Two immediate conclusions arise: (1) whenever we used the polling average it is clear that the polls underestimated the winner’s performance. In fact there wasn’t a single case in which the polling average gave more to the winner than what he or she actually got in the 21 traditional Red and Blue states. (2) Our model overall was within a 6% margin of error, however the most important swing states (FL, PA, NC, VA) were all within a 1% margin of error (including some others like AZ, MO, NY, TX, KS). Ohio was the only important state where we underestimated the scope of Trump’s victory, even though we correctly called it in his favor. This was the only key race the model suggested would be closer than it actually was. Nevertheless, our success for predicting FL, PA and NC was key to us making the correct prediction overall, as no pollster or forecaster was giving all three to Trump.

The ‘Shy Trump’ voters?

Let’s examine the underestimation of the polling averages a bit further, and only look at the 30 states for which we did make our prediction. We want to see how the polls performed with respect to each candidate, to see which one was more underestimated.

The second graph therefore compares the success of our method (x-axis) with the success of the polling average (y-axis) for the difference between the predicted and actual vote share for Donald Trump. In other words, for the polling average any dots beyond the horizontal line overestimate Trump, while any dots under the horizontal line underestimate him. For our model the overestimation is to the right of the vertical line, and the underestimation is to the left of it.


You can see that our model under and overestimates Trump to a relatively equal extent for all states, being most precise in the most important swing states. On the other hand the polls consistently underestimate Trump in almost every state. The only outlier where they overestimated Trump by almost 6%, was – DC. This implies that the polls systematically and significantly underestimated Donald Trump.

Looking at the same numbers for Hillary Clinton we can see that the polls were relatively good in estimating her chances. For most states they fall within a 2% margin of error, where for about 10 states the polling average was spot on. Our method once again over and underestimated Clinton to an equal extent, being the most precise where it mattered the most.
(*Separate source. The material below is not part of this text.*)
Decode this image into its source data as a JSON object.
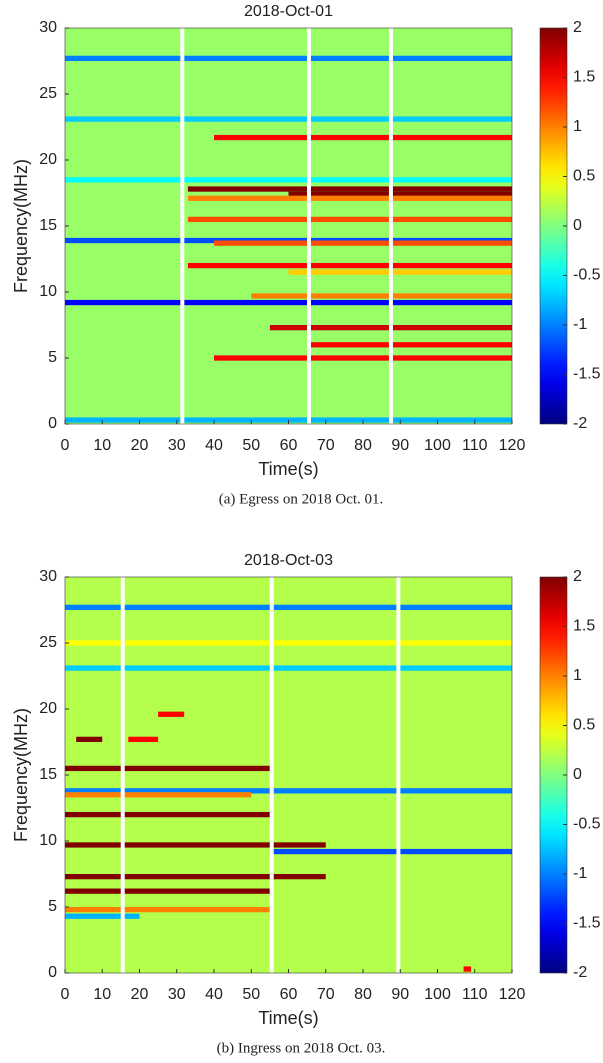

Taking all this into account, the key to understating the underestimation of Trump by the pollsters was in the undecided voters. In other words the hypothesis of a ‘Shy Trump’ voter could be true – many Trump voters simply did not want to identify themselves as such in the polls, most likely due to their mistrust of the pollsters, or any other equally likely reason. Or they really were undecided until the very last minute, making the final decision in the polling both itself.


Finally, let’s examine this systematic bias a bit further by comparing the calibration of our model versus the polling average (calibration is the difference between prediction and actual results). The following graph shows the difference between predictions (y-axis) and the actual results (x-axis) for our method (blue dots) and the polling average (orange dots). A good prediction should be close to having a slope of 1, which is exactly what our method proved to be (a slope of 1.1). The polling averages on the other hand experienced a flatter slope of 0.77 which confirms a systematic underestimation of Trump even in states which Clinton easily won. 


How large is this systematic bias? The following graph can answer this question. It compares the errors of the pollsters for Trump versus the errors of the pollsters for Clinton (errors being the difference between prediction and actual results). A good poll is expected to have a clear linear trend going through the origin, given that the overestimation of one candidate in a given state implies an underestimation of the other (adjusted for the noise from third party candidates). The polling average does exhibit this expected linear trend, however it has a big offset of around 4.3%. This is roughly the size of their systematic bias which led them to underestimate Trump’s chances.


Our method on the other hand has a much lower offset of less than 1%, which was yet another important reason of why our method did not make the same mistake of underestimating Trump.